Началось новое скитанье. Несколько дней и ночей тревожно и беспокойно провела я здесь, прячась то в густоте бурьяна, то в старых норках степных зверьков, уже заведомо покинутых, то под обрывами речного берега. Голодать я не голодала, так как в окрестностях валялось много тощих, наполовину осыпавшихся, но все же зернистых хлебных колосьев, служивших пищей другим зверькам, а также грачам и голубям, частенько прилетавшим сюда. Зато я очень страдала от отсутствия хорошо защищенных уголков. Я пробовала рыть норы сама, и это мне удавалось, но на такое занятие уходило много времени, да притом я никак не могла ужиться на одном месте.
Я пугалась всего: и высоко паривших хищных птиц, и страшных ночных пернатых разбойников — луней, и желтых белок, в которых видела справедливых мстителей за товарища, и бурых, никого не боящихся храбрецов-хомяков, и даже одного удивительного существа, похожего на зайца, но величиной, не превышавшей крысы… Последнее уже было совершенно напрасно, так как такими зверьками были безобиднейшие грызуны, тушканчики, обладавшие против врагов одним только средством и то только спасательным: длинными тоненькими и упругими, как пружины, задними ножками, уносившими их от неприятелей. Однако, разбираясь в своей жизни теперь, я убеждаюсь, что именно эта жизнь в мало приятной для крысы местности закалила мой характер и, незаметно для меня укрепила во мне уменье ладить с невзгодами и приспособляться к чуждым моей крысиной жизни условиям.

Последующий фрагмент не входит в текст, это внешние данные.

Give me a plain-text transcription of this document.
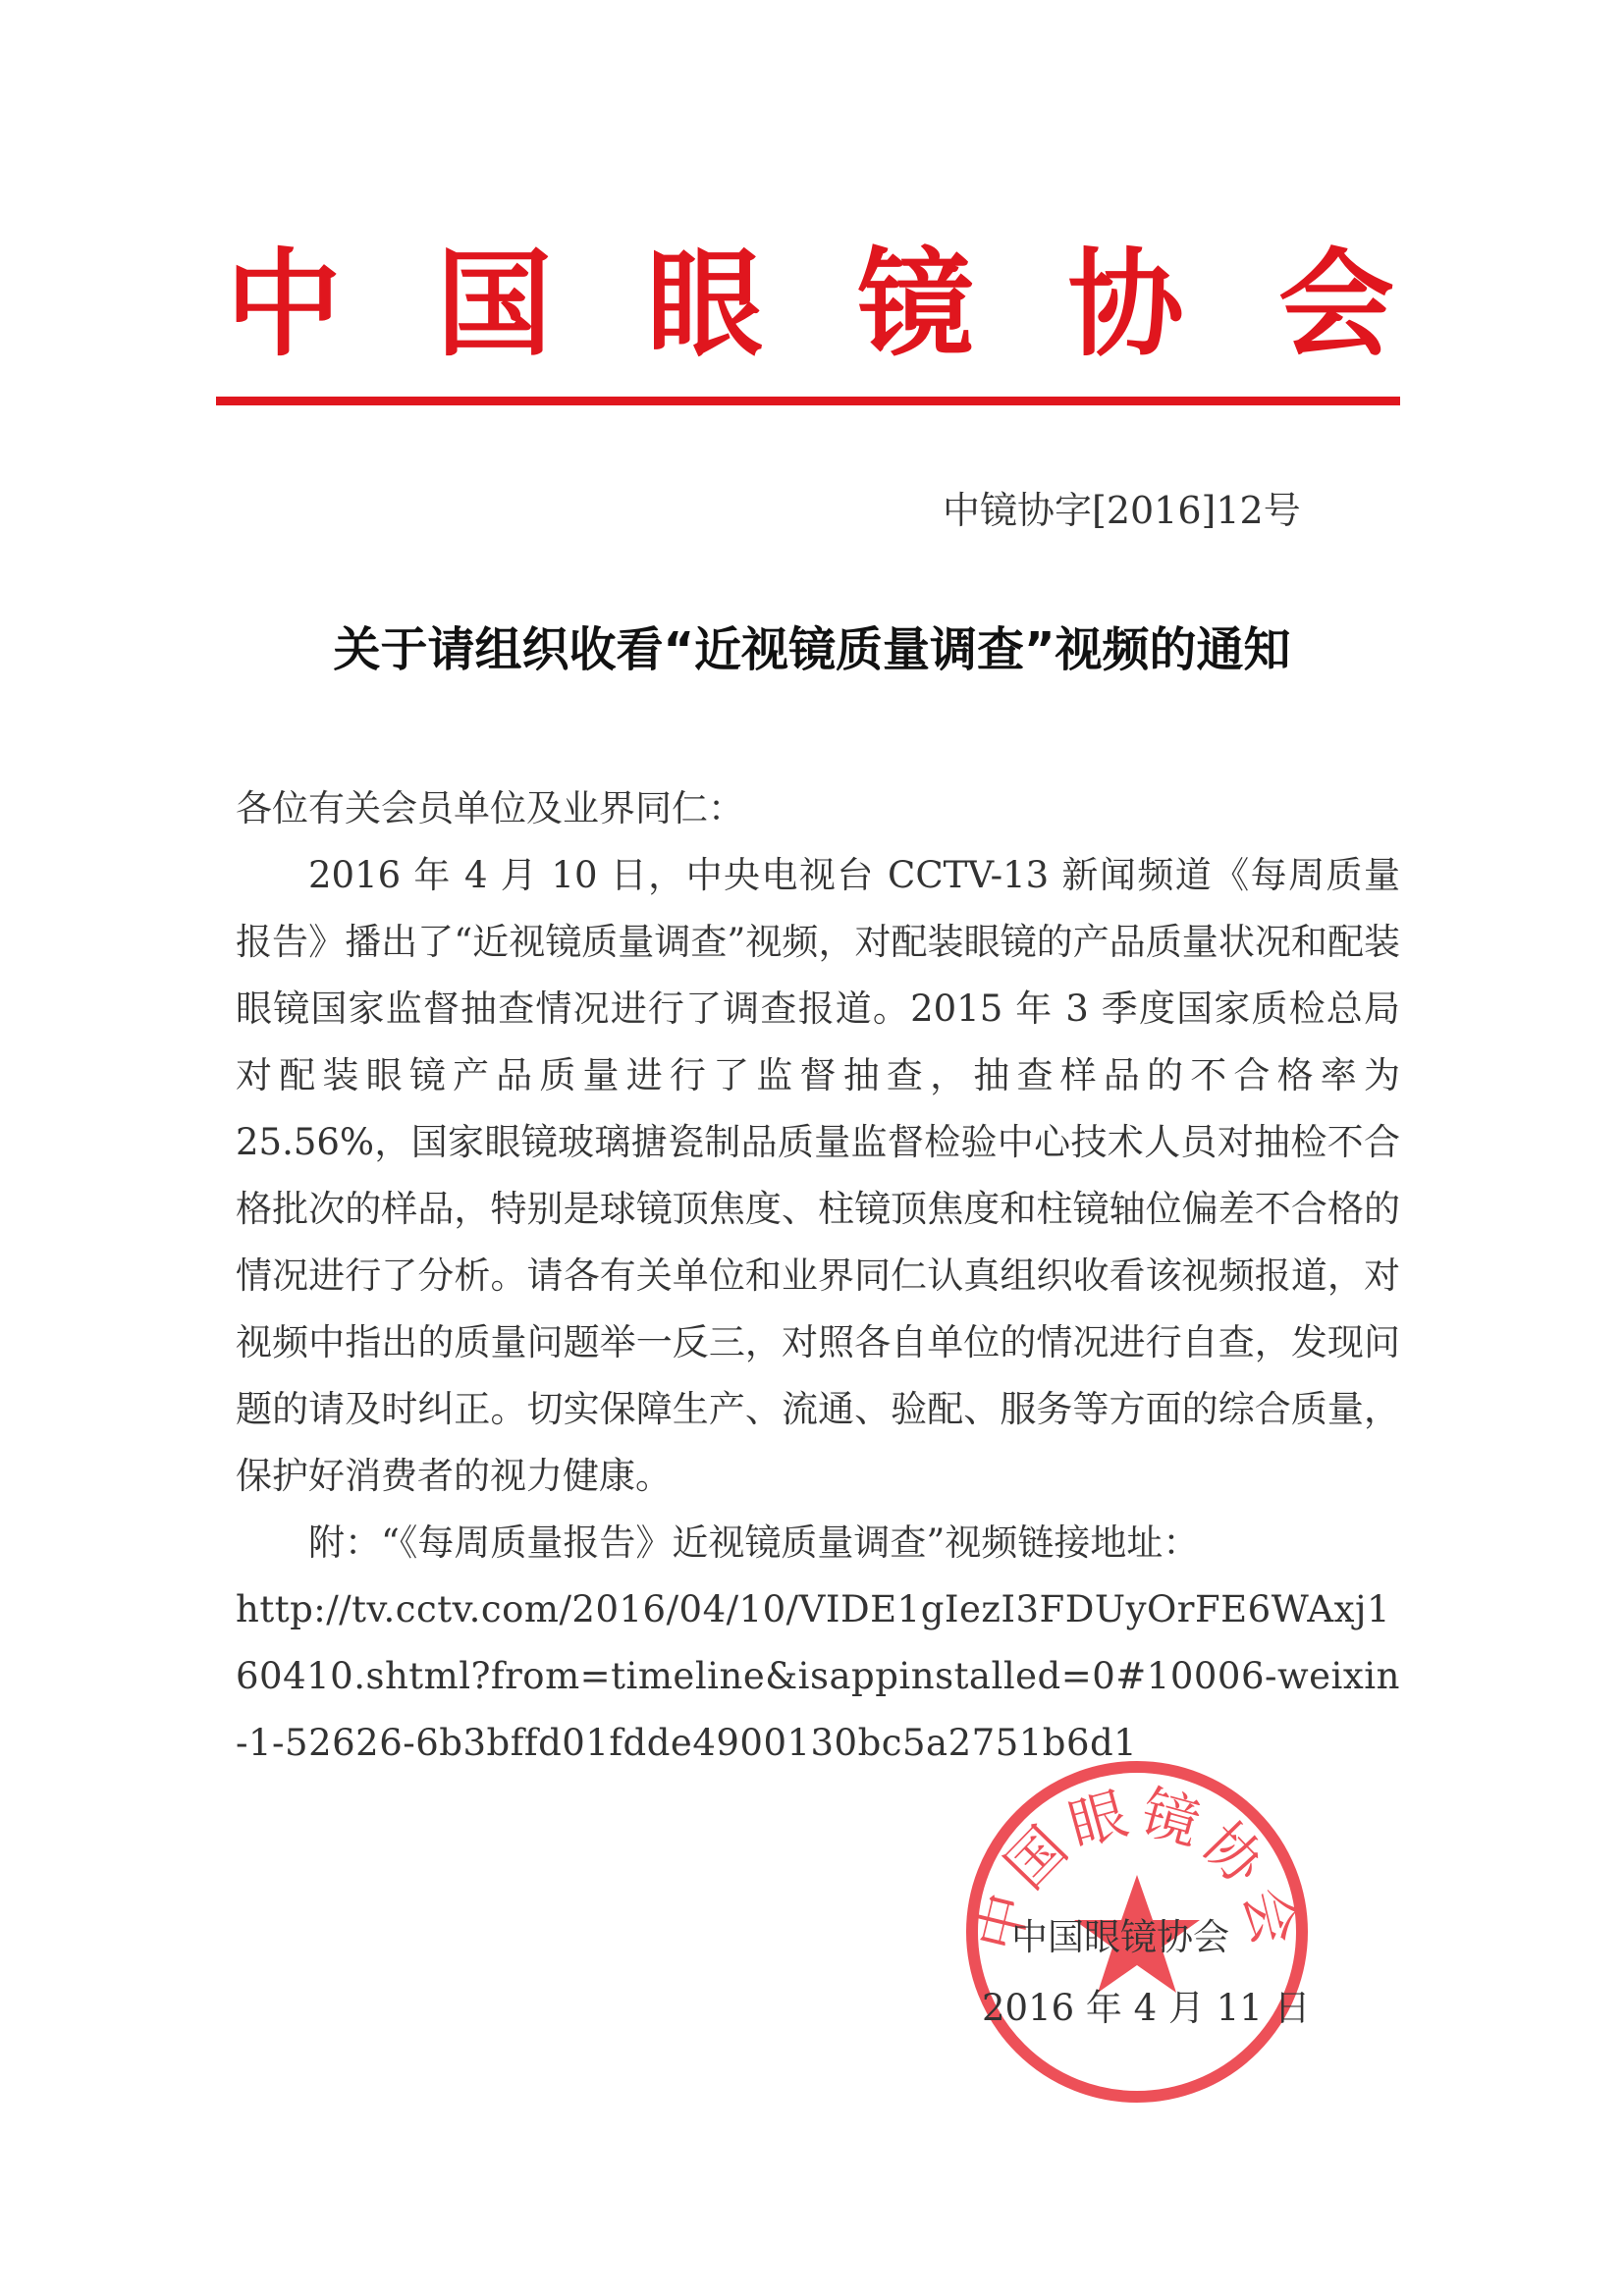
中 国 眼 镜 协 会
中镜协字[2016]12号
关于请组织收看“近视镜质量调查”视频的通知

各位有关会员单位及业界同仁：

2016 年 4 月 10 日，中央电视台 CCTV-13 新闻频道《每周质量报告》播出了“近视镜质量调查”视频，对配装眼镜的产品质量状况和配装眼镜国家监督抽查情况进行了调查报道。2015 年 3 季度国家质检总局对配装眼镜产品质量进行了监督抽查，抽查样品的不合格率为 25.56%，国家眼镜玻璃搪瓷制品质量监督检验中心技术人员对抽检不合格批次的样品，特别是球镜顶焦度、柱镜顶焦度和柱镜轴位偏差不合格的情况进行了分析。请各有关单位和业界同仁认真组织收看该视频报道，对视频中指出的质量问题举一反三，对照各自单位的情况进行自查，发现问题的请及时纠正。切实保障生产、流通、验配、服务等方面的综合质量，保护好消费者的视力健康。

附：“《每周质量报告》近视镜质量调查”视频链接地址：

http://tv.cctv.com/2016/04/10/VIDE1gIezI3FDUyOrFE6WAxj160410.shtml?from=timeline&isappinstalled=0#10006-weixin-1-52626-6b3bffd01fdde4900130bc5a2751b6d1

中国眼镜协会
中国眼镜协会
2016 年 4 月 11 日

Хотя шалаш и кучи, скоро, правда, куда-то исчезнувшие, я видела еще несколько дней, пока жила поблизости, но к ним я не приближалась. Мало-помалу я совсем перестала печалиться разлукой с добрым стариком.
Долго ли помнил этот, милый мне друг, меня, ручного «крыса» Хрупа, добродушно слушавшего с редким вниманием его длинную старческую болтовню!..

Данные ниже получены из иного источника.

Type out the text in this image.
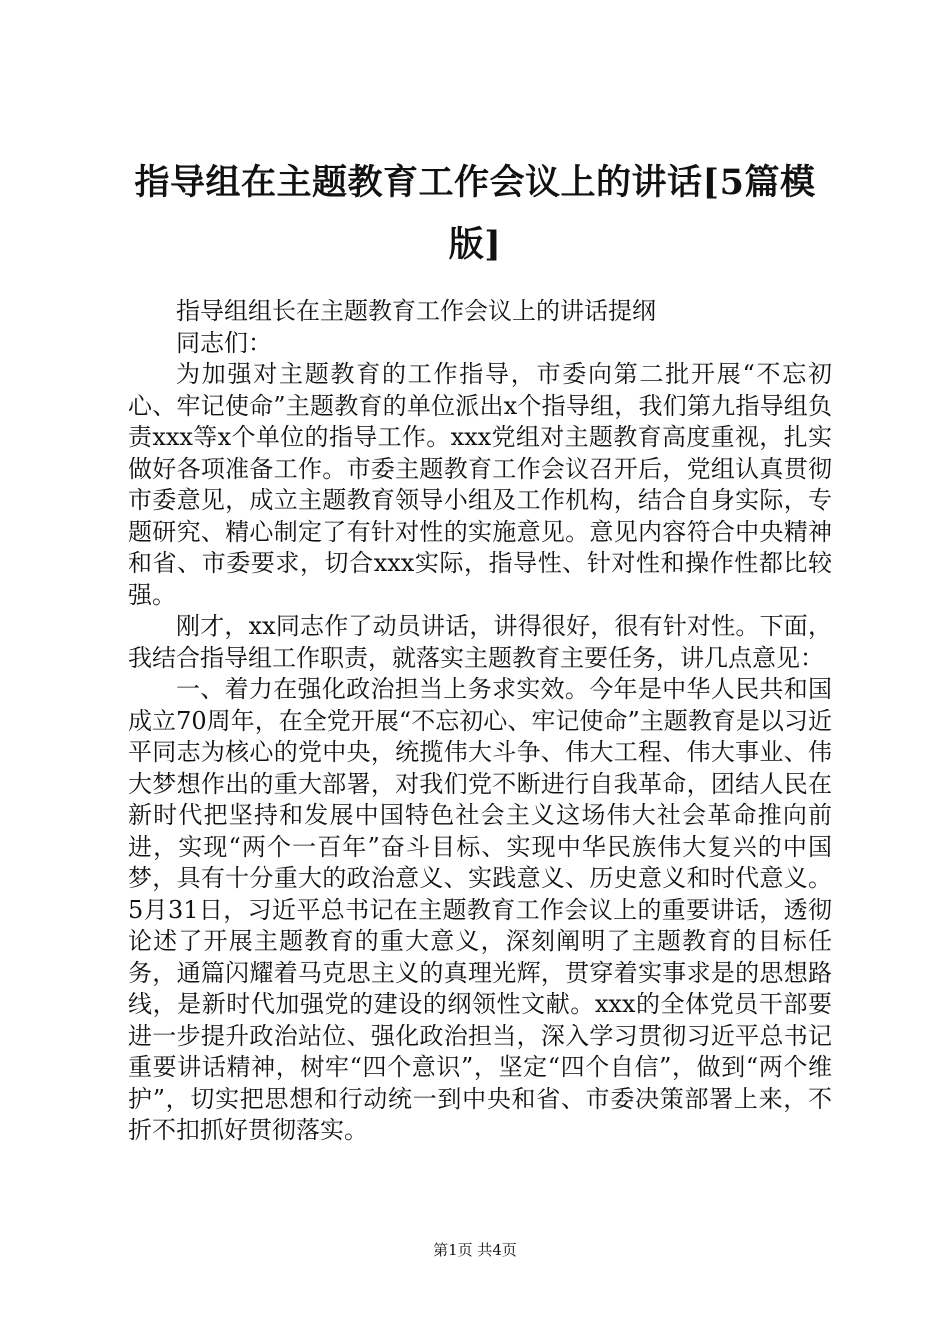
指导组在主题教育工作会议上的讲话[5篇模版]

指导组组长在主题教育工作会议上的讲话提纲

同志们：

为加强对主题教育的工作指导，市委向第二批开展“不忘初心、牢记使命”主题教育的单位派出x个指导组，我们第九指导组负责xxx等x个单位的指导工作。xxx党组对主题教育高度重视，扎实做好各项准备工作。市委主题教育工作会议召开后，党组认真贯彻市委意见，成立主题教育领导小组及工作机构，结合自身实际，专题研究、精心制定了有针对性的实施意见。意见内容符合中央精神和省、市委要求，切合xxx实际，指导性、针对性和操作性都比较强。

刚才，xx同志作了动员讲话，讲得很好，很有针对性。下面，我结合指导组工作职责，就落实主题教育主要任务，讲几点意见：

一、着力在强化政治担当上务求实效。今年是中华人民共和国成立70周年，在全党开展“不忘初心、牢记使命”主题教育是以习近平同志为核心的党中央，统揽伟大斗争、伟大工程、伟大事业、伟大梦想作出的重大部署，对我们党不断进行自我革命，团结人民在新时代把坚持和发展中国特色社会主义这场伟大社会革命推向前进，实现“两个一百年”奋斗目标、实现中华民族伟大复兴的中国梦，具有十分重大的政治意义、实践意义、历史意义和时代意义。5月31日，习近平总书记在主题教育工作会议上的重要讲话，透彻论述了开展主题教育的重大意义，深刻阐明了主题教育的目标任务，通篇闪耀着马克思主义的真理光辉，贯穿着实事求是的思想路线，是新时代加强党的建设的纲领性文献。xxx的全体党员干部要进一步提升政治站位、强化政治担当，深入学习贯彻习近平总书记重要讲话精神，树牢“四个意识”，坚定“四个自信”，做到“两个维护”，切实把思想和行动统一到中央和省、市委决策部署上来，不折不扣抓好贯彻落实。

第1页 共4页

Вперед, Хруп, за новыми друзьями, за новыми приключениями!
XVI
Мысли о степи. — Холода. — Поиски человеческого жилья. — Новые хозяева. — Странные чудовища. — Диковинный хлев. — Путешествие. — Город.
Если я не одичала в степи, то только потому, что продолжала на воле свои чудные занятия изучения языка животных. Дело подвигалось успешно вперед и укрепляло в то же время мои прежние знания.
Как ни пуста казалась степь при взгляде на ее ровное, широкое пространство, но эта пустота была только кажущаяся. Степь, подобно лесу, имела свой мир, свою жизнь. Правда, многие животные были, как дома, в лесу и в степи, но в то же время у степи были и свои исключительные жители, например, хотя бы тушканчики, суслики и громадные птицы, похожие на кур, — стрепета и дрофы.
Особенно интересным показалось мне, что эти ровные места, не имевшие наземных скрытых уголков, характеризовались, так сказать, подземной жизнью. Хотя и в лесу было немало нор, но не одни только норы леса были хорошим убежищем для зверей: в нем было достаточно и других укромных мест в дуплах, на деревьях, в листве. Норы же степи были единственным надежным убежищем для маленьких зверьков.